Dizer
que não lembra uma série de outros autores seria uma mentira, ao
mesmo tempo que dizer que não é original. Miéville é original a
seu termo, pois seu foco não é na história, mas no ambiente.
Recria a trama mais batida da literatura inglesa: após morte do pai,
com quem tem pouco contato, SAUL GARAMOND, descobre-se ligado
a uma sinistra criatura que lhe apresenta uma visão distinta de sua
Londres.
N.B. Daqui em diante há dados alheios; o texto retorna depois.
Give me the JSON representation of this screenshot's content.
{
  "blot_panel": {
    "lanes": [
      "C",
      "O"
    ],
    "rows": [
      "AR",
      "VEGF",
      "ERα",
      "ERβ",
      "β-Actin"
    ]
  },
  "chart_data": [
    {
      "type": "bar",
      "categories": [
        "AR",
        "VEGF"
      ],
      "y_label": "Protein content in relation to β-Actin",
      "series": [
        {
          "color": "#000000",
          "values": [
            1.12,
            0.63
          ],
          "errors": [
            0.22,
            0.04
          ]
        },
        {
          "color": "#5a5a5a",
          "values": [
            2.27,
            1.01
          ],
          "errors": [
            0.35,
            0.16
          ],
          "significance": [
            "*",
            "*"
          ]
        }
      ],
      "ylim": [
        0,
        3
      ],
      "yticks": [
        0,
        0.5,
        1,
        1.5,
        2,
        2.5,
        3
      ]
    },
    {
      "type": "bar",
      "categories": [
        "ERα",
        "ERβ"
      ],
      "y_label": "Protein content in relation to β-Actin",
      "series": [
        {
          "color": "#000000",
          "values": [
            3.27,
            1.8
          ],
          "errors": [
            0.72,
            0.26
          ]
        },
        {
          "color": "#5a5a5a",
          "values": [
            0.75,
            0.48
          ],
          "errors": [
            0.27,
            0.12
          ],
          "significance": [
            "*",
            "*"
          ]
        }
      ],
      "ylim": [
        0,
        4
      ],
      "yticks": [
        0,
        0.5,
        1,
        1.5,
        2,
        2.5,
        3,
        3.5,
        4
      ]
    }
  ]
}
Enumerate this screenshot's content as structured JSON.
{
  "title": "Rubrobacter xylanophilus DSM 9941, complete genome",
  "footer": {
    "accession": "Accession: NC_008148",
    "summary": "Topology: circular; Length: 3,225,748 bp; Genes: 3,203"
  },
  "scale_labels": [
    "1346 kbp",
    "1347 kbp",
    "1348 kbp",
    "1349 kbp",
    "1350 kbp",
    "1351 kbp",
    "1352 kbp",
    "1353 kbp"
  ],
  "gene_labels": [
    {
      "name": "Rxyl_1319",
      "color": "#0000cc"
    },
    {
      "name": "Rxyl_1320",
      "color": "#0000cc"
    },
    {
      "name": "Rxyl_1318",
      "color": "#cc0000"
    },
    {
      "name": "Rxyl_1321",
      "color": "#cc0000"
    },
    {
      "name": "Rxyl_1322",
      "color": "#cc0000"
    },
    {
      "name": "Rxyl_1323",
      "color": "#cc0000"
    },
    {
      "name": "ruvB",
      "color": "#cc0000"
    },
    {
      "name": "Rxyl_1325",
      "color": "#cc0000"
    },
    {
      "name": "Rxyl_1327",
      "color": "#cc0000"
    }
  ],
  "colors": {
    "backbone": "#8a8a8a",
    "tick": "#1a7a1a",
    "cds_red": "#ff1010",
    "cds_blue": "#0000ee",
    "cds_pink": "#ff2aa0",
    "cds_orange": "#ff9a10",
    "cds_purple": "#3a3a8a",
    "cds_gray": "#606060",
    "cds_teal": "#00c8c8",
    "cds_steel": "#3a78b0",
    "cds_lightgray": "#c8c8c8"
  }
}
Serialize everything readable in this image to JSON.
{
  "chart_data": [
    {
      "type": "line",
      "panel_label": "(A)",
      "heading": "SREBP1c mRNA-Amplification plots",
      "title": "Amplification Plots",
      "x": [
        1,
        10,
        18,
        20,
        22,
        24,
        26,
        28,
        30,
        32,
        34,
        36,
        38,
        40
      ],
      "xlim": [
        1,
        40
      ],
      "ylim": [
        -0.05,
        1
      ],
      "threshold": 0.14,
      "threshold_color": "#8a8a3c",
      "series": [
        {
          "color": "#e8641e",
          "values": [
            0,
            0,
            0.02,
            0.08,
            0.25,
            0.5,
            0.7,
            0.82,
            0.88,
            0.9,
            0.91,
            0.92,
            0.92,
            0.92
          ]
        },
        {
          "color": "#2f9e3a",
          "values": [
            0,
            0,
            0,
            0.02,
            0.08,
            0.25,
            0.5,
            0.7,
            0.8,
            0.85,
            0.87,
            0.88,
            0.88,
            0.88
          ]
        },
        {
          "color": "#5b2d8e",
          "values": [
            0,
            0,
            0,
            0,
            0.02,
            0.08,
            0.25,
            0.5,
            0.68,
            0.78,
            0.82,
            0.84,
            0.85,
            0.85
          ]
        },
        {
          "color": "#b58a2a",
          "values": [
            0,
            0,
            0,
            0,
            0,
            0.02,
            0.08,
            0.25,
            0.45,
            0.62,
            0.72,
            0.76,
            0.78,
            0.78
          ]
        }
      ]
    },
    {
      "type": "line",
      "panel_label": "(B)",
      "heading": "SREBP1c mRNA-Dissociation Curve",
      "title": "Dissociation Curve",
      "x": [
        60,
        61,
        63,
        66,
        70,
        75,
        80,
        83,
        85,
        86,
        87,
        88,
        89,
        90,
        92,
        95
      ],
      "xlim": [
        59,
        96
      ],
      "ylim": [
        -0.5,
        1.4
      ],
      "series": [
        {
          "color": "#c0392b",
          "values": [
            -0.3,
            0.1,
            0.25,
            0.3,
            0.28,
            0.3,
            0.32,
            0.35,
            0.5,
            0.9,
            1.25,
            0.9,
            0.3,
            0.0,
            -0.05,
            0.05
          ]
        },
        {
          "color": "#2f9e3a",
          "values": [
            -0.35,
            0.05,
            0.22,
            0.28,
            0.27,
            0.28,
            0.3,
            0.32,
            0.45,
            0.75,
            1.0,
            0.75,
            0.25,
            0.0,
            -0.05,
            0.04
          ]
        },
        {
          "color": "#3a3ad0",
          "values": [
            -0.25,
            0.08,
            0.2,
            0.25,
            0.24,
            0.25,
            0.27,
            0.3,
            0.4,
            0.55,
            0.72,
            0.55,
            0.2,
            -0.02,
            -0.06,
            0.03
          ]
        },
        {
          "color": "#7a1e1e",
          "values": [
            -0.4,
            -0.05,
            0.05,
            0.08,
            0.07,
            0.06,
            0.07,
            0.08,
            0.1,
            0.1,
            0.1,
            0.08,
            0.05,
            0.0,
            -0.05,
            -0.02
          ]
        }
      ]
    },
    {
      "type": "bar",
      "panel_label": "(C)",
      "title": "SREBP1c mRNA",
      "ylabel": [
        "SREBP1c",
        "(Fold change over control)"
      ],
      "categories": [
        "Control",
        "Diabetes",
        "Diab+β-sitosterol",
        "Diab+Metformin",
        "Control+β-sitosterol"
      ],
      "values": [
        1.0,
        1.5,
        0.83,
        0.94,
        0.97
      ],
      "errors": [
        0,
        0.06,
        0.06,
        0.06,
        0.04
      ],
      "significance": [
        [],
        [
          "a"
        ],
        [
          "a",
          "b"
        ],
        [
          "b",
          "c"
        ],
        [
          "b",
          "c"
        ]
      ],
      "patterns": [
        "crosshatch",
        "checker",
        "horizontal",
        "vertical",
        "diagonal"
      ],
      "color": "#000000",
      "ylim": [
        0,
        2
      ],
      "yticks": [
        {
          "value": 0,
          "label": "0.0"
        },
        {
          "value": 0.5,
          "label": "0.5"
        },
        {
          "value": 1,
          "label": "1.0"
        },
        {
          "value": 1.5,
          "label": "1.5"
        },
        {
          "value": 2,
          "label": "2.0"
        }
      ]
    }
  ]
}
Daí surge o fantástico, uma herança e um conflito com uma
criatura que põe em risco a sua existência.
O
autor procura descrever uma Londres com um pé no real e outro no
onírico; assim como explicar ao leitor parte do conceito musical que
inspira o trabalho – parte, porque em última instância quem não
tem contanto com aquele estilo não poderá compreender perfeitamente
o ritmo que Miéville tenta criar.
Há
um sabor de DEPOIS DE HORAS, ALICE, DEUSES
AMERICANOS, apenas para ficar nos mais óbvios. Há também um
quê do “menino príncipe injustiçado”, ainda que disperso em
tanto texto. Miéville corre um sério risco de virar um pastiche de
ideias já executadas como maestria por outrem. Num determinado
momento força uma história de romance entre um príncipe rato e uma
sem-teto louca. Seria terno, exceto que não há sexo (na sequência
e no livro) e que ao leitor é impossível esquecer o fedor dos
personagens. Se algo consegue ultrapassar do livro é o sentido do
olfato. Os personagens fedem!
Às
vezes o conflito de Saul em assumir uma herança não convence. Em
contraponto sua rápida aceitação de sua nova condição, também
não. É diferente dos diálogos que vemos, por exemplo, em UM
OCEANO NO FIM DO CAMINHO de Neil Gaiman, que, de tão
realistas, soam artificiais. Se em Gaiman é apenas o diálogo que é
artificial e provoca um choque, aqui parte do cenário soa
artificialmente, forçado. Tudo parece bloco de texto cuidadosamente
costurados seguindo uma receita.
Mas
Miéville consegue criar bons diálogos e cenários, ambos
cinematográficos, como já disse. E isso salva o livro e nos provoca
a continuar a leitura. Falta evidentemente uma motivação verdadeira
ao seu vilão, pois perseguir o sobrevivente não se sustenta a não
ser que estejamos lendo FÁBULAS (em tempo o livro é de 1998
e Fábulas, a série em quadrinhos da VERTIGO é de 2001).
Mesmo
com uma tradução que busca explicar a sonoridade cockney de
um dos personagens e a dezena de termos musiciais, o livro tem ritmo
e é fácil de ser lido. Porém sempre fica uma impressão de
distanciamento. De estarmos assistindo e não imersos na trama, por
isso nem mesmo algumas reviravoltas na trama soam surpreendentes de
fato. Soam como um gigantesco “passo a passo do novo escritor”,
pontuais; as vezes imperceptíveis; mas ao mesmo, estão aí tão
estruturados que sabemos alguns lances com páginas – e capítulos
– de antecedência.
REI
RATO, China Miéville, ISBN 978-85-61541-29-3,
tradução Alexandre Mandarino, Tarja Editorial, 2011.